The “guaranteed payments” carveout assumes limited partners can render services. A strict passive-investor definition would make that carveout pointless or oddly narrow.
Congress knew how to write “no services” or “passive” rules elsewhere in the Code and did not do so here.
Longstanding IRS Form 1065 instructions and SSA regulations defined “limited partner” in liability-based terms for decades, which the Court treated as strong interpretive evidence under the post-Loper Bright framework.
The phrase “as such” can do work without narrowing “limited partner” to passive investors. It can address people serving in multiple capacities, including limited and general partner roles.
Forward-Looking Implications
Partnerships and partners litigating § 1402(a)(13) now have a strong appellate precedent to resist the Tax Court’s Soroban functional test, at least within the Fifth Circuit.
Expect more forum and venue pressure. Taxpayers may try to posture cases for appellate review in circuits that might follow this textual approach.
IRS examination positions built around the “limited partner equals passive investor” framework face a higher litigation risk in Fifth Circuit cases involving state-law limited partnerships with limited liability.
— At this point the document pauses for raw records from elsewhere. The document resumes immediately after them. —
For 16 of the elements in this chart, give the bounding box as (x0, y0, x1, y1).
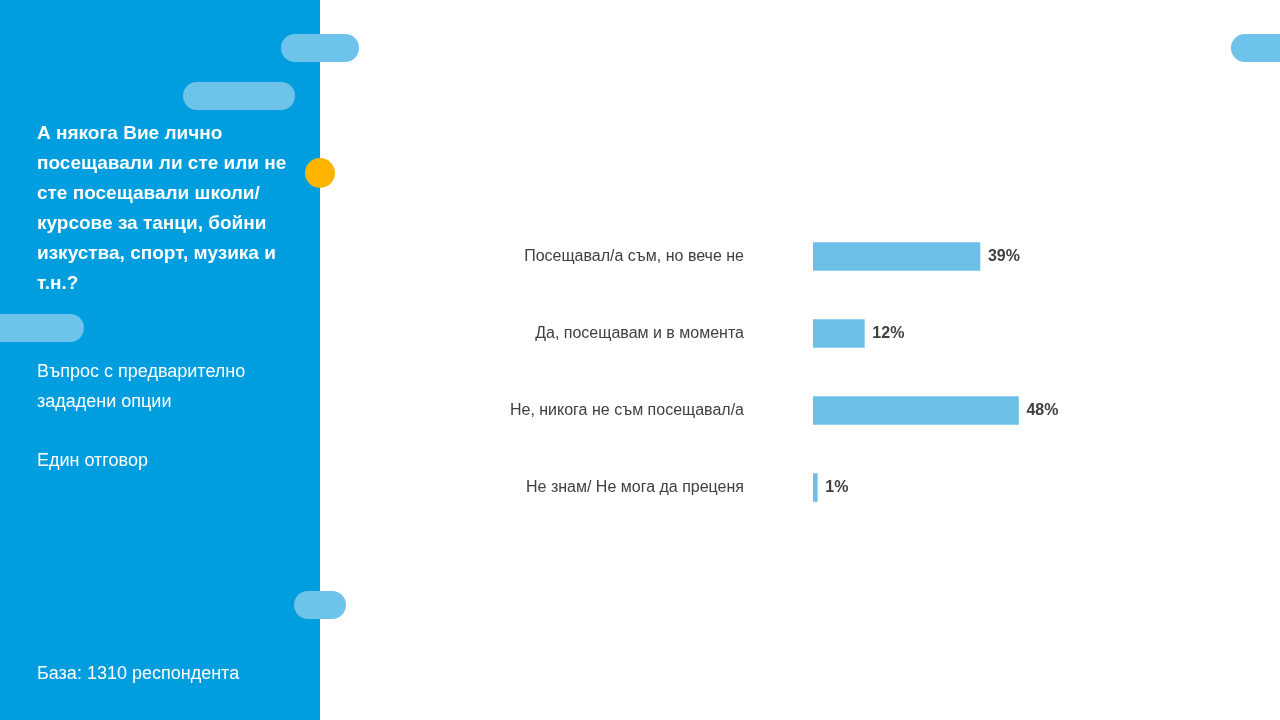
y-tick-label: Да, посещавам и в момента (535, 323, 745, 341)
bar (813, 396, 1019, 425)
bar (813, 473, 818, 502)
bar (813, 319, 865, 348)
text: А някога Вие лично посещавали ли сте или не сте посещавали школи/ курсове за танци, бойни изкуства, спорт, музика и т.н.? (37, 121, 288, 295)
data-label: 39% (987, 246, 1020, 264)
data-label: 1% (825, 477, 849, 495)
data-label: 12% (872, 323, 905, 341)
text: База: 1310 респондента (37, 662, 241, 685)
y-tick-label: Посещавал/а съм, но вече не (524, 246, 745, 264)
text: Въпрос с предварително зададени опции (37, 360, 247, 413)
text: Един отговор (37, 449, 149, 472)
bar (813, 242, 981, 271)
data-label: 48% (1026, 400, 1059, 418)
y-tick-label: Не, никога не съм посещавал/а (509, 400, 745, 418)
y-tick-label: Не знам/ Не мога да преценя (525, 477, 744, 495)
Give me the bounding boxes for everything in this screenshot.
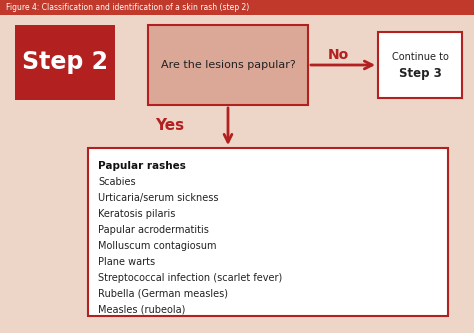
Text: Continue to: Continue to — [392, 52, 448, 62]
Bar — [88, 148, 448, 316]
Text: Keratosis pilaris: Keratosis pilaris — [98, 209, 175, 219]
Text: No: No — [328, 48, 348, 62]
Text: Plane warts: Plane warts — [98, 257, 155, 267]
Text: Molluscum contagiosum: Molluscum contagiosum — [98, 241, 217, 251]
Text: Scabies: Scabies — [98, 177, 136, 187]
Bar — [148, 25, 308, 105]
Text: Are the lesions papular?: Are the lesions papular? — [161, 60, 295, 70]
Text: Measles (rubeola): Measles (rubeola) — [98, 305, 185, 315]
Text: Streptococcal infection (scarlet fever): Streptococcal infection (scarlet fever) — [98, 273, 282, 283]
Bar — [0, 0, 474, 15]
Text: Papular rashes: Papular rashes — [98, 161, 186, 171]
Bar — [15, 25, 115, 100]
Text: Figure 4: Classification and identification of a skin rash (step 2): Figure 4: Classification and identificat… — [6, 3, 249, 12]
Text: Step 2: Step 2 — [22, 51, 108, 75]
Text: Step 3: Step 3 — [399, 67, 441, 80]
Text: Rubella (German measles): Rubella (German measles) — [98, 289, 228, 299]
Bar — [378, 32, 462, 98]
Text: Yes: Yes — [155, 118, 184, 133]
Text: Urticaria/serum sickness: Urticaria/serum sickness — [98, 193, 219, 203]
Text: Papular acrodermatitis: Papular acrodermatitis — [98, 225, 209, 235]
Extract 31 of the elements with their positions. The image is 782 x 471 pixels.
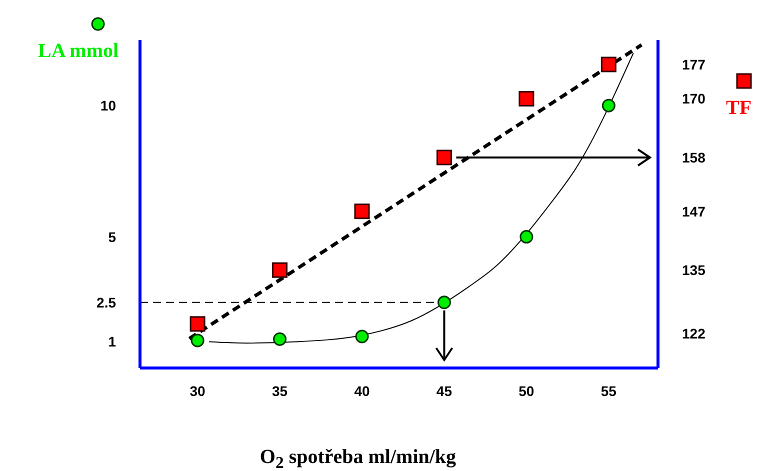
y-tick-label: 10 <box>100 98 116 114</box>
y2-tick-label: 135 <box>682 262 706 278</box>
point <box>190 316 206 332</box>
point <box>518 90 534 106</box>
y2-tick-label: 158 <box>682 149 706 166</box>
y-tick-label: 2.5 <box>96 294 116 310</box>
legend-label: TF <box>726 97 752 120</box>
point <box>355 330 369 344</box>
legend-label: LA mmol <box>38 40 119 63</box>
y2-tick-label: 177 <box>682 56 706 72</box>
point <box>354 204 370 220</box>
x-tick-label: 55 <box>600 382 617 399</box>
point <box>520 230 534 244</box>
point <box>602 98 616 112</box>
point <box>190 334 204 348</box>
x-axis-title: O$_{2}$ spotřeba ml/min/kg <box>258 446 458 471</box>
point <box>273 332 287 346</box>
point <box>436 150 452 166</box>
x-tick-label: 50 <box>518 382 534 399</box>
y-tick-label: 1 <box>108 334 116 350</box>
y2-tick-label: 122 <box>682 326 706 342</box>
x-tick-label: 35 <box>272 382 288 399</box>
y2-tick-label: 147 <box>682 203 706 220</box>
point <box>437 296 451 310</box>
x-tick-label: 30 <box>190 382 206 399</box>
y2-tick-label: 170 <box>682 90 706 107</box>
x-tick-label: 40 <box>354 382 370 399</box>
point <box>600 56 616 72</box>
y-tick-label: 5 <box>108 228 116 245</box>
x-tick-label: 45 <box>436 382 452 399</box>
point <box>272 262 288 278</box>
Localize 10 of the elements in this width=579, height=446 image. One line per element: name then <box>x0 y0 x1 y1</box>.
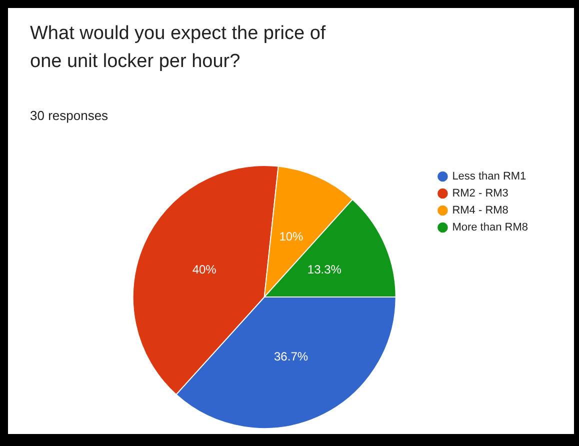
data-label: 36.7% <box>274 349 308 364</box>
chart-title: What would you expect the price of one unit locker per hour? <box>30 22 327 74</box>
legend-label: Less than RM1 <box>452 170 526 183</box>
legend-label: RM4 - RM8 <box>452 204 508 217</box>
legend-label: RM2 - RM3 <box>452 188 508 200</box>
data-label: 13.3% <box>307 262 342 277</box>
chart-subtitle: 30 responses <box>30 108 108 123</box>
data-label: 40% <box>192 262 217 276</box>
data-label: 10% <box>279 229 304 244</box>
legend-label: More than RM8 <box>452 222 528 234</box>
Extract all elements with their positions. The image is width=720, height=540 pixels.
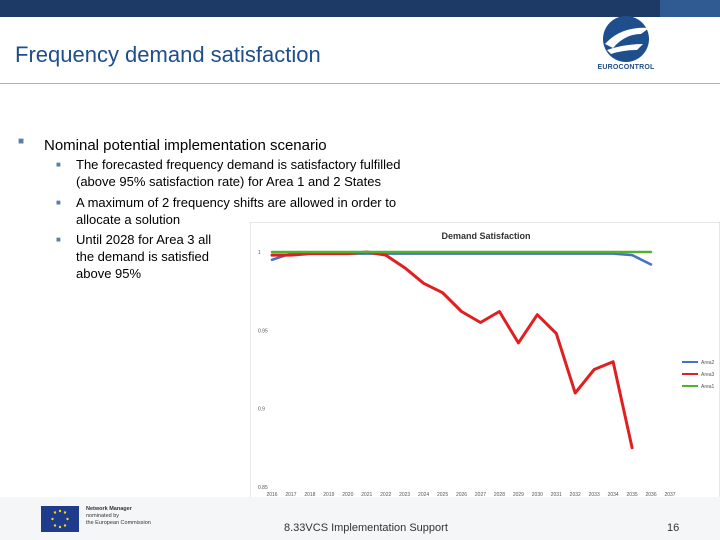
sub-bullet-1-line1: The forecasted frequency demand is satis… — [76, 157, 401, 172]
legend-label: Area1 — [701, 384, 715, 390]
x-tick-label: 2034 — [608, 492, 619, 498]
top-bar — [0, 0, 720, 17]
x-tick-label: 2021 — [361, 492, 372, 498]
bullet-marker: ■ — [18, 136, 25, 147]
nm-line-1: Network Manager — [86, 506, 132, 512]
x-tick-label: 2027 — [475, 492, 486, 498]
x-tick-label: 2022 — [380, 492, 391, 498]
x-tick-label: 2020 — [342, 492, 353, 498]
series-line-area3 — [270, 250, 634, 450]
eurocontrol-logo: EUROCONTROL — [591, 14, 661, 78]
x-tick-label: 2016 — [266, 492, 277, 498]
sub-bullet-3-line2: the demand is satisfied — [76, 249, 209, 264]
network-manager-text: Network Manager nominated by the Europea… — [86, 506, 151, 527]
x-tick-label: 2036 — [645, 492, 656, 498]
x-tick-label: 2019 — [323, 492, 334, 498]
sub-bullet-marker: ■ — [56, 235, 61, 244]
chart-frame — [250, 222, 720, 500]
sub-bullet-3-line3: above 95% — [76, 266, 142, 281]
x-tick-label: 2023 — [399, 492, 410, 498]
sub-bullet-marker: ■ — [56, 198, 61, 207]
x-tick-label: 2018 — [304, 492, 315, 498]
legend-label: Area2 — [701, 360, 715, 366]
x-tick-label: 2030 — [532, 492, 543, 498]
x-tick-label: 2032 — [570, 492, 581, 498]
x-tick-label: 2031 — [551, 492, 562, 498]
main-bullet: Nominal potential implementation scenari… — [44, 137, 327, 154]
sub-bullet-2-line1: A maximum of 2 frequency shifts are allo… — [76, 195, 397, 210]
x-tick-label: 2028 — [494, 492, 505, 498]
y-tick-label: 1 — [258, 250, 261, 256]
x-tick-label: 2026 — [456, 492, 467, 498]
top-bar-accent — [660, 0, 720, 17]
sub-bullet-3-line1: Until 2028 for Area 3 all — [76, 232, 212, 247]
x-tick-label: 2017 — [285, 492, 296, 498]
x-tick-label: 2033 — [589, 492, 600, 498]
y-tick-label: 0.85 — [258, 485, 268, 491]
x-tick-label: 2025 — [437, 492, 448, 498]
legend-label: Area3 — [701, 372, 715, 378]
sub-bullet-marker: ■ — [56, 160, 61, 169]
eu-flag-icon — [41, 506, 79, 532]
sub-bullet-1: The forecasted frequency demand is satis… — [76, 156, 400, 190]
footer-band — [0, 497, 720, 540]
nm-line-2: nominated by — [86, 513, 120, 519]
nm-line-3: the European Commission — [86, 520, 151, 526]
page-number: 16 — [667, 522, 680, 534]
sub-bullet-2-line2: allocate a solution — [76, 212, 181, 227]
header-divider — [0, 83, 720, 84]
x-tick-label: 2037 — [664, 492, 675, 498]
x-tick-label: 2024 — [418, 492, 429, 498]
x-tick-label: 2035 — [627, 492, 638, 498]
sub-bullet-1-line2: (above 95% satisfaction rate) for Area 1… — [76, 174, 381, 189]
footer-text: 8.33VCS Implementation Support — [284, 522, 448, 534]
logo-text: EUROCONTROL — [597, 64, 655, 71]
x-tick-label: 2029 — [513, 492, 524, 498]
y-tick-label: 0.9 — [258, 407, 265, 413]
sub-bullet-2: A maximum of 2 frequency shifts are allo… — [76, 194, 396, 228]
demand-satisfaction-chart: Demand Satisfaction 1 0.95 0.9 0.85 2016 201… — [250, 222, 720, 500]
y-tick-label: 0.95 — [258, 328, 268, 334]
chart-title: Demand Satisfaction — [441, 231, 530, 241]
page-title: Frequency demand satisfaction — [15, 42, 321, 67]
sub-bullet-3: Until 2028 for Area 3 all the demand is … — [76, 231, 211, 282]
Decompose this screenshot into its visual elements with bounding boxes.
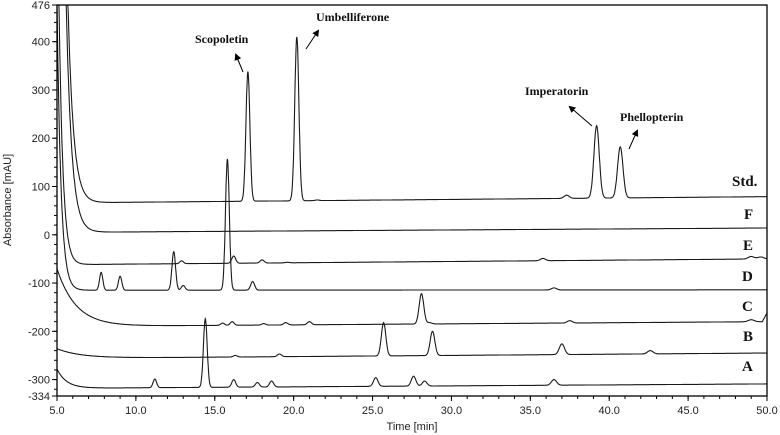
y-axis: 476 400 300 200 100 0 -100 -200 -300 -334 [28, 0, 57, 403]
trace-d [56, 4, 767, 291]
x-tick-label: 35.0 [520, 405, 541, 417]
y-tick-label: -100 [28, 278, 50, 290]
x-tick-label: 20.0 [283, 405, 304, 417]
y-tick-label: -200 [28, 326, 50, 338]
trace-b [56, 321, 767, 359]
trace-label-b: B [743, 329, 753, 345]
x-axis-label: Time [min] [387, 421, 438, 433]
arrow-umbelliferone [305, 29, 320, 50]
y-tick-label: -300 [28, 375, 50, 387]
arrow-imperatorin [568, 105, 593, 127]
trace-f [57, 4, 767, 233]
trace-label-d: D [742, 269, 753, 285]
y-tick-label: 476 [32, 0, 50, 12]
y-axis-label: Absorbance [mAU] [2, 154, 14, 246]
y-tick-label: 0 [44, 230, 50, 242]
x-tick-label: 40.0 [599, 405, 620, 417]
arrow-phellopterin [628, 129, 639, 150]
trace-label-a: A [742, 359, 753, 375]
x-tick-label: 5.0 [49, 405, 64, 417]
y-tick-label: -334 [28, 391, 50, 403]
trace-label-e: E [743, 238, 753, 254]
trace-a [56, 317, 767, 389]
annotation-scopoletin: Scopoletin [195, 32, 249, 46]
x-tick-label: 50.0 [756, 405, 777, 417]
annotation-imperatorin: Imperatorin [525, 84, 589, 98]
trace-label-std: Std. [732, 174, 758, 190]
y-tick-label: 100 [32, 182, 50, 194]
x-tick-label: 30.0 [441, 405, 462, 417]
plot-frame [56, 4, 768, 397]
x-tick-label: 25.0 [362, 405, 383, 417]
y-tick-label: 300 [32, 85, 50, 97]
trace-e [57, 4, 768, 265]
arrow-scopoletin [234, 53, 244, 73]
traces [56, 4, 768, 389]
trace-std [57, 4, 767, 203]
annotation-phellopterin: Phellopterin [620, 110, 684, 124]
trace-label-c: C [742, 299, 753, 315]
x-axis: 5.0 10.0 15.0 20.0 25.0 30.0 35.0 40.0 45.0 50.0 [49, 396, 778, 417]
y-tick-label: 200 [32, 133, 50, 145]
x-tick-label: 10.0 [125, 405, 146, 417]
x-tick-label: 15.0 [204, 405, 225, 417]
annotation-umbelliferone: Umbelliferone [316, 10, 390, 24]
x-tick-label: 45.0 [677, 405, 698, 417]
y-tick-label: 400 [32, 37, 50, 49]
trace-label-f: F [744, 207, 753, 223]
trace-c [56, 268, 768, 327]
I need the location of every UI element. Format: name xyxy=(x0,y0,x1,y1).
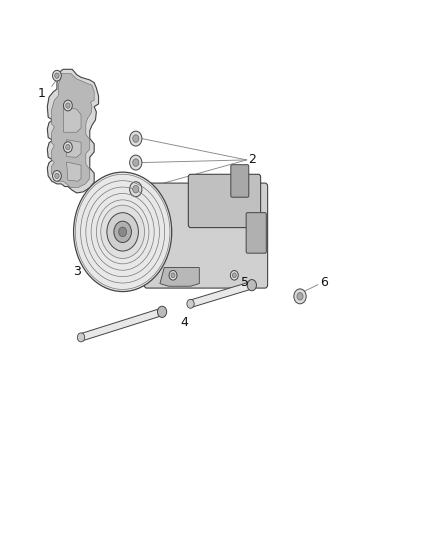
Circle shape xyxy=(171,273,175,278)
FancyBboxPatch shape xyxy=(246,213,266,253)
Circle shape xyxy=(53,171,61,181)
Circle shape xyxy=(55,73,59,78)
Circle shape xyxy=(230,270,238,280)
Polygon shape xyxy=(47,69,99,193)
Text: 4: 4 xyxy=(180,316,188,329)
Circle shape xyxy=(64,142,72,152)
Circle shape xyxy=(133,159,139,166)
Text: 6: 6 xyxy=(320,276,328,289)
FancyBboxPatch shape xyxy=(144,183,268,288)
Polygon shape xyxy=(160,268,199,286)
Circle shape xyxy=(114,221,131,243)
Polygon shape xyxy=(52,74,94,188)
Circle shape xyxy=(101,205,145,259)
Circle shape xyxy=(187,300,194,308)
Circle shape xyxy=(130,131,142,146)
Circle shape xyxy=(78,333,85,342)
Text: 1: 1 xyxy=(38,87,46,100)
Circle shape xyxy=(158,306,166,317)
Circle shape xyxy=(294,289,306,304)
Text: 2: 2 xyxy=(248,154,256,166)
FancyBboxPatch shape xyxy=(231,165,249,197)
Circle shape xyxy=(133,185,139,193)
Circle shape xyxy=(130,182,142,197)
Circle shape xyxy=(53,70,61,81)
Circle shape xyxy=(74,172,172,292)
Circle shape xyxy=(64,100,72,111)
Text: 5: 5 xyxy=(241,276,249,289)
Polygon shape xyxy=(80,308,163,341)
Circle shape xyxy=(297,293,303,300)
Text: 3: 3 xyxy=(73,265,81,278)
Circle shape xyxy=(107,213,138,251)
Polygon shape xyxy=(67,162,81,181)
Circle shape xyxy=(130,155,142,170)
Polygon shape xyxy=(190,281,253,308)
FancyBboxPatch shape xyxy=(188,174,261,228)
Circle shape xyxy=(119,227,127,237)
Circle shape xyxy=(133,135,139,142)
Polygon shape xyxy=(64,107,81,132)
Circle shape xyxy=(247,279,257,291)
Circle shape xyxy=(66,103,70,108)
Circle shape xyxy=(55,173,59,179)
Circle shape xyxy=(66,144,70,150)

The opinion leaves open how the rule applies to other entity types, such as LLCs and LLPs. That is where a lot of the real money fights live.
Result
The Fifth Circuit vacated the Tax Court’s decision and remanded for further proceedings consistent with its limited-liability interpretation of “limited partner.”
The Takeaway
If your client is a limited partner under state law and actually has limited liability, the Fifth Circuit says § 1402(a)(13) can exclude the distributive share from self-employment tax even if the partner works in the business. The Tax Court’s “passive investor” gloss did not survive in this appeal.
List of Citations
26 U.S.C. § 1402(a)(13): Limited partner exclusion from net earnings from self-employment, with guaranteed payment carveout.
26 U.S.C. § 707(c): Guaranteed payments rule referenced by § 1402(a)(13).
Soroban Capital Partners LP v. Commissioner, 161 T.C. 310 (2023): Tax Court decision adopting the passive-investor functional analysis the Fifth Circuit rejected.
Loper Bright Enters. v. Raimondo, 603 U.S. 369 (2024): Cited for independent judicial interpretation and the relevance of consistent agency interpretations.
Bittner v. United States, 598 U.S. 85 (2023): Cited for skepticism when the government’s litigation position conflicts with prior public guidance.